-
Type:
Bug
-
Status: Accepted
-
Priority:
Major
-
Resolution: Unresolved
-
Affects Version/s: None
-
Fix Version/s: None
-
Component/s: Core Libraries
-
Labels:None
-
Compatibility:Minor
I am training a Neural Network using Back-Propagation, and I was having severe performance problems on Thor. I isolated the problem down to the behavior of LOOP, though I haven’t been able to create a small test program that recreates it. Here’s the background:
- The BP method used does not lend itself to parallelization, so I put all the data on the first node.
- The algorithm consists of three levels of loop:
- IterLoop – The number of training iterations (n = 100)
- DataLoop – Loop through the datapoints, adjusting weights after each (n = 100)
- FFLoop – Loop through the layers (n = 2)
- DeltaLoop – Loop through the layers (n = 2)
- Running on Thor takes hundreds of times longer running on thor than on hthor.

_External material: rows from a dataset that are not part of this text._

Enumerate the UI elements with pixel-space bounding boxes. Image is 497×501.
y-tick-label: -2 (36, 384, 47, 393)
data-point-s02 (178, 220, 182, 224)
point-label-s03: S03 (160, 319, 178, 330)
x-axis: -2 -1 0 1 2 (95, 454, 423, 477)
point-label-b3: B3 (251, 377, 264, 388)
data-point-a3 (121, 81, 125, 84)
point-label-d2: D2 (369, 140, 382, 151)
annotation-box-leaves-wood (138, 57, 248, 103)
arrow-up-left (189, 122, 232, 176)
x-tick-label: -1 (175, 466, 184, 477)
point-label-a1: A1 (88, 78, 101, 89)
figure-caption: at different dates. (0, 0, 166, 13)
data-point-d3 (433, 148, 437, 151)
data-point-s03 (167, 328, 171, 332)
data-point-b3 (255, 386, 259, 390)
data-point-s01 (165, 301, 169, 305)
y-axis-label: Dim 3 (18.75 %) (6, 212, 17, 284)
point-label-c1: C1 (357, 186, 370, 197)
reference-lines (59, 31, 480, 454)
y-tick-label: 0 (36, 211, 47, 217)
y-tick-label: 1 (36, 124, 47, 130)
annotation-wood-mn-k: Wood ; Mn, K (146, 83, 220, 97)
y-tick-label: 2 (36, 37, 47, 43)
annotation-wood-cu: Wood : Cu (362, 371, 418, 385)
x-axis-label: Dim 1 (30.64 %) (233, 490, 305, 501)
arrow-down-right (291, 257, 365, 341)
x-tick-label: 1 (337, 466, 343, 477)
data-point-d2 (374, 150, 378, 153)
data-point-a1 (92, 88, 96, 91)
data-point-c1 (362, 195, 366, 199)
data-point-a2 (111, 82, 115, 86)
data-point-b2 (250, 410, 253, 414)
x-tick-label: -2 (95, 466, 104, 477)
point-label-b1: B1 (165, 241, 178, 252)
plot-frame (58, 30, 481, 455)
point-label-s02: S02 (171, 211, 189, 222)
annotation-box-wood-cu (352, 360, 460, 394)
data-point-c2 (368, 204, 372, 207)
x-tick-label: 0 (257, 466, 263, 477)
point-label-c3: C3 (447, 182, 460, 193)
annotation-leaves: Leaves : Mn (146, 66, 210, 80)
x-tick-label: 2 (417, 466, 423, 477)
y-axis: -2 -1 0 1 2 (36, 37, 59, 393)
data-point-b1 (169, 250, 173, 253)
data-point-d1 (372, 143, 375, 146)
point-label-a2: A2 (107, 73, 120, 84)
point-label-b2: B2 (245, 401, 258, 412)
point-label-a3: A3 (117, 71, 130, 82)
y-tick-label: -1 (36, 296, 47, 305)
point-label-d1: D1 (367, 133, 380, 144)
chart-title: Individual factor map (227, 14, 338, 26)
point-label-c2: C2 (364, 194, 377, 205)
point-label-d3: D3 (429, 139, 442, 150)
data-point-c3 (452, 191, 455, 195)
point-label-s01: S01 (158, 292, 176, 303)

- Having determined that the LOOP is an issue, I recoded all the LOOPs to use LOCAL ITERATE instead.
- Now running on thor is only twice as slow as hthor – I can live with that.

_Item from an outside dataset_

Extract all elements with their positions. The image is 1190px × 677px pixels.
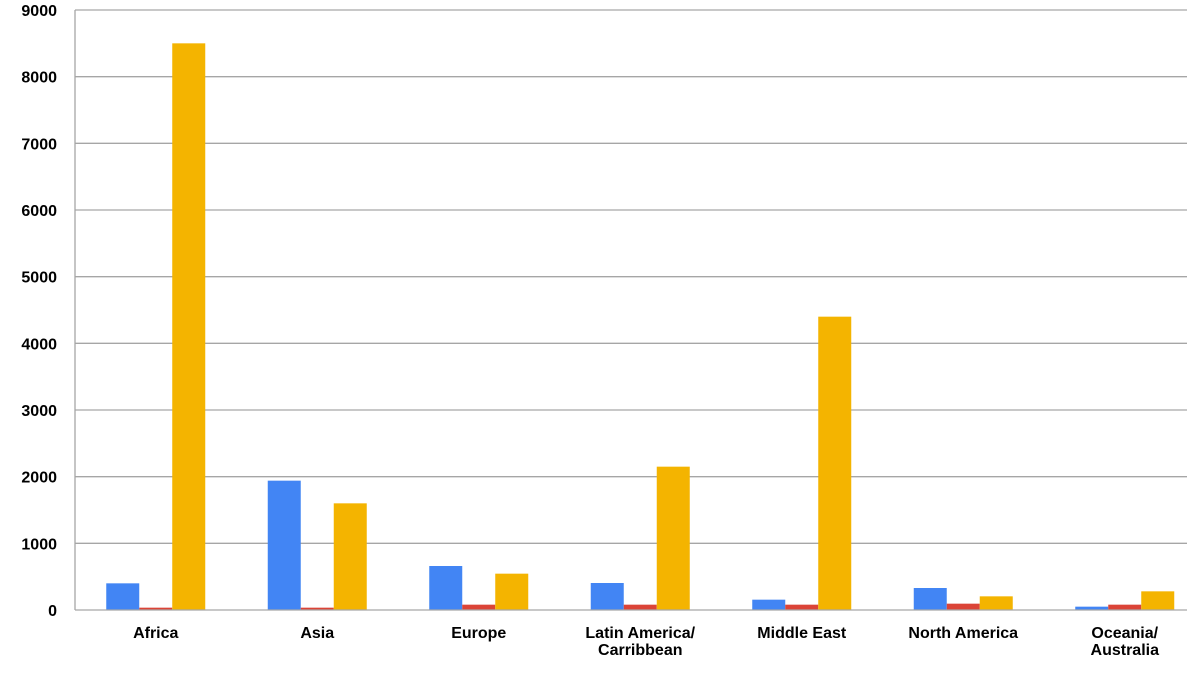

- Next I tried to pin it down further, so I started to put the LOOPs back in.
- I was able to change all the iterates back to LOOP without affecting performance substantially, except the DataLoop (middle loop).
- Whenever I change the dataloop back to using LOOP, performance goes down by orders of magnitude.
- The performance degredation is accompanied by thousands of warnings displayed on ECLWatch.
- Some of those warnings include Deadman Timer Expiries, which may be related.
- When that loop is done via ITERATE, I get no warnings.
- So, attached are 2 ZAP-reports:
- 1 with the DataLoop using ITERATE – NNIter(Runtime 2:34)
- 1 with the DataLoop using LOOP – NNLoop (Runtime 2:37:54 – 60x longer)
- All of the other loops are implemented with LOOP.
- Keep in mind that all of the data is on Node 1, so only that node has any work to do during the 3 levels of loop.
- If you would like to look at the code in question, the differences are localized to the attribute IterStep (around #360 in NeuralNetworks.ecl)
- DataLoop – Loop through the datapoints, adjusting weights after each (n = 100)
- IterLoop – The number of training iterations (n = 100)
If the problem is inherent to the distributed LOOP functionality, then perhaps a LOCAL variant of LOOP could be made available.